I have asked myself often how I might have behaved during the Nazi reign of terror. And though it is impossible for any of us, I feel, to answer this question, I always come back to the available facts: Fritzi Burger was not like others in my family; she was privileged; she was rich; she lived in luxury and relative safety; she showed no remorse about the loss of family when we talked to her in America. The vehemence of her denial that we were family is easily explained if one considers her life in Japan during the war, ignored by the fawning press until I published my book.

Most of my mother’s immediate family were murdered, except for a handful, including my mother, who escaped to Paris and then to America. Unlike Fritzi who showed no courage other than her feats on the ice, my mother was courageous. She traveled to Berlin on her own, and at great risk, to obtain visas from a sympathetic French consul for herself, my father, and all his siblings.
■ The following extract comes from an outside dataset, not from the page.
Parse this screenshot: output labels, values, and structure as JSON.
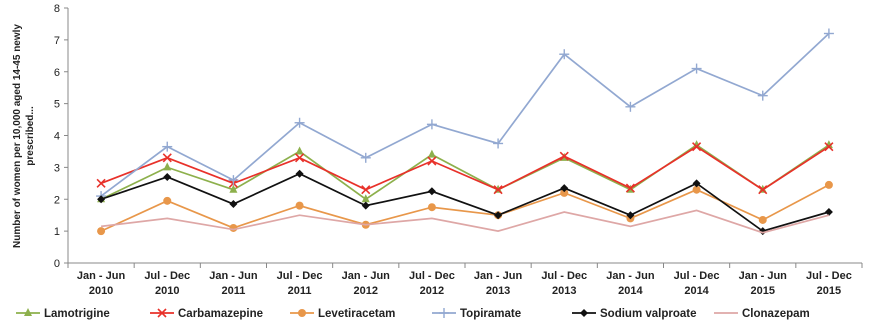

If more evidence surfaces in the coming years, beyond what I have learned and deduced, I will happily take back my judgment of Fritzi’s collaborative actions or inactions during the war. Yes, happily will I do so, and embrace Fritzi Burger into our extended family.

*****

Although only 25 Class-A criminals were tried, every prominent Japanese person—politicians, industrialists, elite families, famous sports figures, and officers in the Imperial Army—was interviewed by MacArthur’s investigators. Fritzi probably was also, and then left alone to skate. Sports were encouraged by MacArthur, not just as diversion for the American troops, but as salve for the depressed Japanese people. The country would be “bright” again and what could be brighter than Fritzi Burger ice dancing in Tokyo.